Что же удерживало, не позволяло быть с теми, кто ощущает сходно? Все то же — невозможность примкнуть к какому-либо кружку, сообществу, проще сказать — к какому-то множеству. Все то же — в хоровом исполнении даже безусловная истина утрачивала свою убедительность. Чем истовее звучала вокруг учительская, угрюмая проповедь, тем больше я ее избегал. Я должен был сохранять уверенность, что мне невозможно навязать общее место, я не завишу ни от приказов, ни от призывов. Этого требовал человек, который смотрел на меня из зеркала.
Но он же захотел, чтоб однажды я совершил свое путешествие на край Руси, на границу жизни, чтобы хлебнул и горя и лиха. Я еще не остыл от молодости, думал о любви и о славе, но он захотел, и я подчинился. Снова попытка расстаться с югом, с беспечным легкомысленным югом — на сей раз в прямом, естественном смысле.
В том-то и дело, что подчинился. Это и смущало меня. Смущало, что выбор мой был не свободен, что принял решение в духе традиции. Она же освящала обязанность злосчастной русской интеллигенции участвовать в жизни меньшого брата и возвращать ему некий долг.

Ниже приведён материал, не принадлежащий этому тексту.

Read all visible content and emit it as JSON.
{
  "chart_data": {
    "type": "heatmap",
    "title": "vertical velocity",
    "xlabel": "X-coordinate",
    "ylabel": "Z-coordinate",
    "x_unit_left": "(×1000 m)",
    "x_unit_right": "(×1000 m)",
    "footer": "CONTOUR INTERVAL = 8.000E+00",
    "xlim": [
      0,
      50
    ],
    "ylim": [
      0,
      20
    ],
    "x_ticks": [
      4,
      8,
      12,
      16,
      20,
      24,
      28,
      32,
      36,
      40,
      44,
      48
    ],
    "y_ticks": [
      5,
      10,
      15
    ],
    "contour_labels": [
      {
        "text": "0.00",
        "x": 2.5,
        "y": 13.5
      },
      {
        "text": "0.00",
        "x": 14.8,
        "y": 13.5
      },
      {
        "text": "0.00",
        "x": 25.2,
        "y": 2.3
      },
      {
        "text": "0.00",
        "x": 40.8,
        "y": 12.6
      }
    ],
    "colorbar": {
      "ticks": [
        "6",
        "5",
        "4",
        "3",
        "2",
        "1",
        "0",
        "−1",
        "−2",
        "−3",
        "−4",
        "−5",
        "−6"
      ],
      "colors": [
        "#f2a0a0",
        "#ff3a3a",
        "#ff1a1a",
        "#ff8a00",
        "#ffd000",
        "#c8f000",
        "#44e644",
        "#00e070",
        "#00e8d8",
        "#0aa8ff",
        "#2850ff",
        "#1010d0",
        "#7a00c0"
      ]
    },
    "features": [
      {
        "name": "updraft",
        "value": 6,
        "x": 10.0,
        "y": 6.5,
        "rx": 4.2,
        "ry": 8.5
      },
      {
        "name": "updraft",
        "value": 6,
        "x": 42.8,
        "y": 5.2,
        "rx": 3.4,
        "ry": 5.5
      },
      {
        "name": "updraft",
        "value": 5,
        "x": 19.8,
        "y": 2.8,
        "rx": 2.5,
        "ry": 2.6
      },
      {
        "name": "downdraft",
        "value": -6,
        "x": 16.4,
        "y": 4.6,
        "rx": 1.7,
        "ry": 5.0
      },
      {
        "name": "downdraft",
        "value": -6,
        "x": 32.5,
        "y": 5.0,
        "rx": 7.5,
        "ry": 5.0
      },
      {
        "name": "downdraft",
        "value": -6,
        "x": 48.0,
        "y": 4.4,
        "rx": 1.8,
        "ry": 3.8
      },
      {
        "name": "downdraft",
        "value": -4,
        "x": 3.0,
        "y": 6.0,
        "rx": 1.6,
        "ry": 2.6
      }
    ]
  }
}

Я соглашался быть должником, пусть даже толком так и не понял: откуда возник этот странный долг? Родился я на свет не в усадьбе. То, что отец подался в лабаз, не означало, что в моих жилах вдруг потекла голубая кровь. Да, я прошел факультетский курс и приобрел полезные знания, далее беспощадным трудом я отворил себе дверь в словесность — в чем же она, моя вина? Вроде она-то и будет свидетельствовать, что я отнесен к интеллигенции, но что значит слово «интеллигенция», мне так же неясно, как слово «народ». Я всякий раз убеждаюсь все в том же: любое множество мне чужое. Доброе или недоброе чувство может созреть во мне лишь при встрече с тем или иным человеком, который не растворен в толпе.